連水洞村組織人來拉塘泥,何小西都沒去幫忙。
塘泥都堆在縣裡指定的地點,為不影響工程,等淤泥挖完了才通知各大隊過來拉。
挖河的人這會才知道讓把淤泥單清理出來的目的。孫仁舉也是才知道。
那天他回到市裡告狀。他的老領導問他:“縣裡的同志說沒說為什麼要先清理淤泥?”他根本沒跟縣裡的人溝透過,哪裡知道。
一看他支支吾吾的樣子,領導一點面子都沒有給他,直接說:“你去配合好當地工作就行,有什麼問題跟地方商議解決。”

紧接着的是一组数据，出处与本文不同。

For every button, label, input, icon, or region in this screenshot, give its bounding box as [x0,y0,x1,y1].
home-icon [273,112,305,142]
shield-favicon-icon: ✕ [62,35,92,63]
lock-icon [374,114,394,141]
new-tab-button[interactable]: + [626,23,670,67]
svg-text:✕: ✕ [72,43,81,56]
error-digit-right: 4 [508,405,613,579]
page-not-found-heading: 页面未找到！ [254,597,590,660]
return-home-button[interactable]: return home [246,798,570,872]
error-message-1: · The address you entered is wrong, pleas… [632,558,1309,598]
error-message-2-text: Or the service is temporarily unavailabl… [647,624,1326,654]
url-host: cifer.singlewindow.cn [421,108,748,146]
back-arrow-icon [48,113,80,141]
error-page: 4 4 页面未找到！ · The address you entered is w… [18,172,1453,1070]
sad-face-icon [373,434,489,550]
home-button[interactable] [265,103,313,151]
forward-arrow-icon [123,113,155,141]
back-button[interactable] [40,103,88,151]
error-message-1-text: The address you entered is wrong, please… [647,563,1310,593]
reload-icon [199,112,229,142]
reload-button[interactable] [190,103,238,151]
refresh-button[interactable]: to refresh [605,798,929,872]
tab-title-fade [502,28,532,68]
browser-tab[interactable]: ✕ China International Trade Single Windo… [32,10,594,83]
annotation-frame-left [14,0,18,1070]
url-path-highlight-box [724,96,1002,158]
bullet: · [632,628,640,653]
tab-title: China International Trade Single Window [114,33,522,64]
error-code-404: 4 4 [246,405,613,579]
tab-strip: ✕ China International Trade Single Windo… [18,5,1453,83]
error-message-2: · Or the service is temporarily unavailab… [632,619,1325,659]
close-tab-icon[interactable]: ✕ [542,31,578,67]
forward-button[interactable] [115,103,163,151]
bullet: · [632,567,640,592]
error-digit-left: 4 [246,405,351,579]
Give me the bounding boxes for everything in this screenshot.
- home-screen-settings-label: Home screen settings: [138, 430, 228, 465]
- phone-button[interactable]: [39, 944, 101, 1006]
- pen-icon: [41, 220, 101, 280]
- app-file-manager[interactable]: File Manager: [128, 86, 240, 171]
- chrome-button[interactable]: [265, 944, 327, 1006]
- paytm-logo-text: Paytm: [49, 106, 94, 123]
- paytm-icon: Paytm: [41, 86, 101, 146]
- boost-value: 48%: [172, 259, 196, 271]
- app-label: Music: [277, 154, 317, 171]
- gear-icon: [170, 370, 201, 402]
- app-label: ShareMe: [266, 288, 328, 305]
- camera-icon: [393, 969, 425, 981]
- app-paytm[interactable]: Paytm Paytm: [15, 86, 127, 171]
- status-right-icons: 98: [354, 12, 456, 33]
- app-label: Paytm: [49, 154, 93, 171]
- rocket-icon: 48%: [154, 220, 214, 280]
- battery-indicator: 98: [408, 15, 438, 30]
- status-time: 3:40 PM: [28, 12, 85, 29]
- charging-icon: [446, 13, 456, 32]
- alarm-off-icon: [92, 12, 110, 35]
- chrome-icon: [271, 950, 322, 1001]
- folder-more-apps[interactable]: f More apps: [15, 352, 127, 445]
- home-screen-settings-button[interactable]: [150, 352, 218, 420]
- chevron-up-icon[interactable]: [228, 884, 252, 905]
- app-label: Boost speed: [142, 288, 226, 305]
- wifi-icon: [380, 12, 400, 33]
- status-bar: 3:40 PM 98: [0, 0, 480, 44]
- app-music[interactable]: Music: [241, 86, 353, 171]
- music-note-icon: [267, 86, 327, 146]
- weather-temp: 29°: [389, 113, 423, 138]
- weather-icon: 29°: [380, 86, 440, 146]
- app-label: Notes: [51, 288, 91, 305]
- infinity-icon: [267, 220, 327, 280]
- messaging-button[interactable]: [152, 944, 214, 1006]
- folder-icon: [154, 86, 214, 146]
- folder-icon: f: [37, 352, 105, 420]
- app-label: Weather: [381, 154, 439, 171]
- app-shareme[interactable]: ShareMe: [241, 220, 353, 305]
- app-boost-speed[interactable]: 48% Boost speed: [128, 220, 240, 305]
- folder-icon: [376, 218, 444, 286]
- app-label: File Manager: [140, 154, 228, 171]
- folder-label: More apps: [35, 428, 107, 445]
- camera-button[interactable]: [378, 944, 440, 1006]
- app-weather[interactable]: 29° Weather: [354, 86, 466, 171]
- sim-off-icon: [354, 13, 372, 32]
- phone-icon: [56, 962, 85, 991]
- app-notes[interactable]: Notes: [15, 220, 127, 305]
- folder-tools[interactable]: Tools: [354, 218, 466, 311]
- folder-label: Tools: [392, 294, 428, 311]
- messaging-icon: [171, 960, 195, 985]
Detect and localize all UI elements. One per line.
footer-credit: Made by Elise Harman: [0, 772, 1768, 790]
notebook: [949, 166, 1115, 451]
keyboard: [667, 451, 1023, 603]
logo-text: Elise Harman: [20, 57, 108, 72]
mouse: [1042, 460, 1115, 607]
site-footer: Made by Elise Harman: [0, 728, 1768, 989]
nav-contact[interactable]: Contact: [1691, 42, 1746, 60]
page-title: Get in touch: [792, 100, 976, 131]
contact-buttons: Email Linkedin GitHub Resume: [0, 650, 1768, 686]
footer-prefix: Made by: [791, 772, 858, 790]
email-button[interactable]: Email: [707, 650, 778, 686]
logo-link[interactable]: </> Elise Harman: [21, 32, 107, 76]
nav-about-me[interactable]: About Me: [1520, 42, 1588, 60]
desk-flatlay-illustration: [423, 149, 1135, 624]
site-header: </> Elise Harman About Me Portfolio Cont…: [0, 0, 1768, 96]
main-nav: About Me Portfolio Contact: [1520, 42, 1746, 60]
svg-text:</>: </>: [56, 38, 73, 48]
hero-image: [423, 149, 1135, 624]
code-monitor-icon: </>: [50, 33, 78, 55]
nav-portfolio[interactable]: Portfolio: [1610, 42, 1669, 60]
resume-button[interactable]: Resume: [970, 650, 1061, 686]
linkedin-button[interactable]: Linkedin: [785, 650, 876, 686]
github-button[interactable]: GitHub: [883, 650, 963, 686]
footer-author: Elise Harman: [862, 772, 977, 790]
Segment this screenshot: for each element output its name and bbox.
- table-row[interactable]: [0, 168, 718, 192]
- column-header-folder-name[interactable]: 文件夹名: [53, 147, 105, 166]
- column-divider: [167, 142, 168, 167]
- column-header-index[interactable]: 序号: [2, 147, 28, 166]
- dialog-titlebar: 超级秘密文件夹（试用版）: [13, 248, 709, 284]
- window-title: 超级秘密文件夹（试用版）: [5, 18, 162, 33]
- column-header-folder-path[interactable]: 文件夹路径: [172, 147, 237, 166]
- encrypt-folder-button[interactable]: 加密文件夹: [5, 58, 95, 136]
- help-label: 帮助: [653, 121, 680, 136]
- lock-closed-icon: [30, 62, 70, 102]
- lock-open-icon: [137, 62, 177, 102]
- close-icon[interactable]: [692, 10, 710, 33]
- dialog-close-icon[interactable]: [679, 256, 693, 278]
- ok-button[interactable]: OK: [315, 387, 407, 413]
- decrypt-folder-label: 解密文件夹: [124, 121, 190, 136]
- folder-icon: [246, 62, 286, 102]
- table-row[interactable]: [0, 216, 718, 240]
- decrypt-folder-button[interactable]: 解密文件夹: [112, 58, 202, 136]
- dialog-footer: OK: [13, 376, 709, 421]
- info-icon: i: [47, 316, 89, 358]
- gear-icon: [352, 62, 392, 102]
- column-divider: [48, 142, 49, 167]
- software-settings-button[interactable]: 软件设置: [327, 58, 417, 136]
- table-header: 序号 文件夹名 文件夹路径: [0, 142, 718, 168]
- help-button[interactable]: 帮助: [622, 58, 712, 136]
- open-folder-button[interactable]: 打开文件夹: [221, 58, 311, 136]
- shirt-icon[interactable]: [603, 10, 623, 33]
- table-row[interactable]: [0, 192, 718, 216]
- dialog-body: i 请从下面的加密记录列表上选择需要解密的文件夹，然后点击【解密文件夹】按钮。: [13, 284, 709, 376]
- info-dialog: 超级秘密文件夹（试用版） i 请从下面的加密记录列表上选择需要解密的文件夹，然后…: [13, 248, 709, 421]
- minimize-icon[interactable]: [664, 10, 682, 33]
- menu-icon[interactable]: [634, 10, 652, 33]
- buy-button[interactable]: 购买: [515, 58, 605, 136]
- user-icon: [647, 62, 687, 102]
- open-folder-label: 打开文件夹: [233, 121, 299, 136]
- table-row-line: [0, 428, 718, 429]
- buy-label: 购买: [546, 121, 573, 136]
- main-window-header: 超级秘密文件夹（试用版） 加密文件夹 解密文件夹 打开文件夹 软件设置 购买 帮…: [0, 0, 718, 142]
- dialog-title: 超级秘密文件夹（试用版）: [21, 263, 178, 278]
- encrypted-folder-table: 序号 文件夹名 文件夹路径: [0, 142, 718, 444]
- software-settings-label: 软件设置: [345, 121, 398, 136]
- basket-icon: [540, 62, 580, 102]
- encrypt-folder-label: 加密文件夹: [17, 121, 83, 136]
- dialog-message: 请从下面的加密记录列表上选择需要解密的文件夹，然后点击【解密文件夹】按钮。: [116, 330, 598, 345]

潛臺詞就是,你不要仗著是市裡派過去的就指手畫腳,不懂裝懂,還回來打小報告。
孫仁舉灰溜溜回來。也沒臉跟人打聽為什麼清理淤泥。
大家也猜到他這是碰了釘子回來的。面上不顯,私底下都在嘲笑他。
莊稼一枝花全靠糞當家。聽說淤泥是縣裡清理出來讓大家拉回去做肥料的,各村都摩拳擦掌,準備調集人手來拉。
可是各村本身就被調集來不少勞力,再調人,困難可想而知。只有一些路途近的村莊來了一些人手。遠些的直接就放棄了。
當地的人也想拉,跟兄弟縣商議。畢竟是人家挖出來的,按理歸人家所有。
吃獨食在哪裡都是個不好的習慣。餘干事扶了扶眼鏡。“雖然說是我們挖出來的,但是我們是兄弟單位,大家要有福同享。”
兄弟縣這次跟著他們一起孤立那個姓孫的傢伙,所以他們得投桃報李。
“給我們一小半就行。”兄弟縣的人也不貪心。他們只准備給沿河的幾個村莊分一些。沿河的村莊在安置民工的時候做出貢獻。
河道拓寬,還涉及到一些人家的房屋和田地。如果隔壁縣來拉,讓這些村子看著,就太不近人情了。
“力氣小的就別抬了,都去幫著裝土。”陸愛國在旁邊喊著。可是大家都想多搶一些是一些。一個個都不願意去裝土,都搶著抬。
小腳的老太太們也跟著抬。陸愛國趕緊攔著,作著揖嬸子大娘的喊著:“你們就別跟著湊熱鬧了,別滑倒了。”
塘泥全拉到陸愛國提前找好的一處河灘荒地上先堆著,然後再往水洞村倒騰。
有村子看出了門道,也找地方堆放。這樣更增加了水洞村村民的緊迫感,恨不得多長几只腳。
搶到的塘泥,足拉了半個多月才全部運回村裡。水洞村無疑是這次最大的受益方。